On December 2, the Atlantic Council’s Transatlantic Security Initiative hosted an off-the-record strategy session with General Sverker Göranson, supreme commander of the Swedish Armed Forces, to discuss strategic priorities for NATO’s partnership policy in light of ongoing NATO and Swedish armed forces reforms.
With the pending drawdown in Afghanistan, NATO must seek a new mission focus to face external threats while simultaneously grappling with internal cracks and fissures in Alliance unity. Partnerships offer one way for NATO’s to better shore up its capabilities and ability to operate in a globalized security environment. As NATO seeks to better define its partnership policy, Sweden stands as a model for what an effective partnership entails. Sweden is poised to play a key leadership role in refining NATO’s partnership policy from the partners’ side of the table, as it has participated in all major NATO operations since the end of the Cold War and numerous NATO exercises.

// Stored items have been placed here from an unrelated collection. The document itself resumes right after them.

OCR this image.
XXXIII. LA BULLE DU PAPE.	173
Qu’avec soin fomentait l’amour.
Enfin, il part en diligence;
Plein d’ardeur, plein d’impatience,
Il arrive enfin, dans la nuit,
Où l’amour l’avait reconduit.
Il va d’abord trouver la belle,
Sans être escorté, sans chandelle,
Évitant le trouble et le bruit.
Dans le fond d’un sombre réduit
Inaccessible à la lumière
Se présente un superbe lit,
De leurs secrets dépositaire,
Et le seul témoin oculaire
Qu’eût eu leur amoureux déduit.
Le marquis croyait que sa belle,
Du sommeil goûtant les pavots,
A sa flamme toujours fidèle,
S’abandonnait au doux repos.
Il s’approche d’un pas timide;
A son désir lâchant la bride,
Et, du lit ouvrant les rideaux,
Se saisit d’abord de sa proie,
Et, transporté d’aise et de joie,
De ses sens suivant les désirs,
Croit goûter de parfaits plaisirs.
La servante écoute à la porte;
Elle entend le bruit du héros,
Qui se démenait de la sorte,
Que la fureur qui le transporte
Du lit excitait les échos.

General Göranson has been the supreme commander of the Swedish Armed Forces since 2009. His current position followed a nearly four decade-long career in the Swedish military, which included key leadership positions in the Nordic and Swedish battalions of UNPROFOR and IFOR in Bosnia in 1995-1996, tenure as military and assistant defense attaché to the United States from 2000-2003, chief of staff of the Swedish Army from 2005-2007, and director of the joint staff from 2007-2009.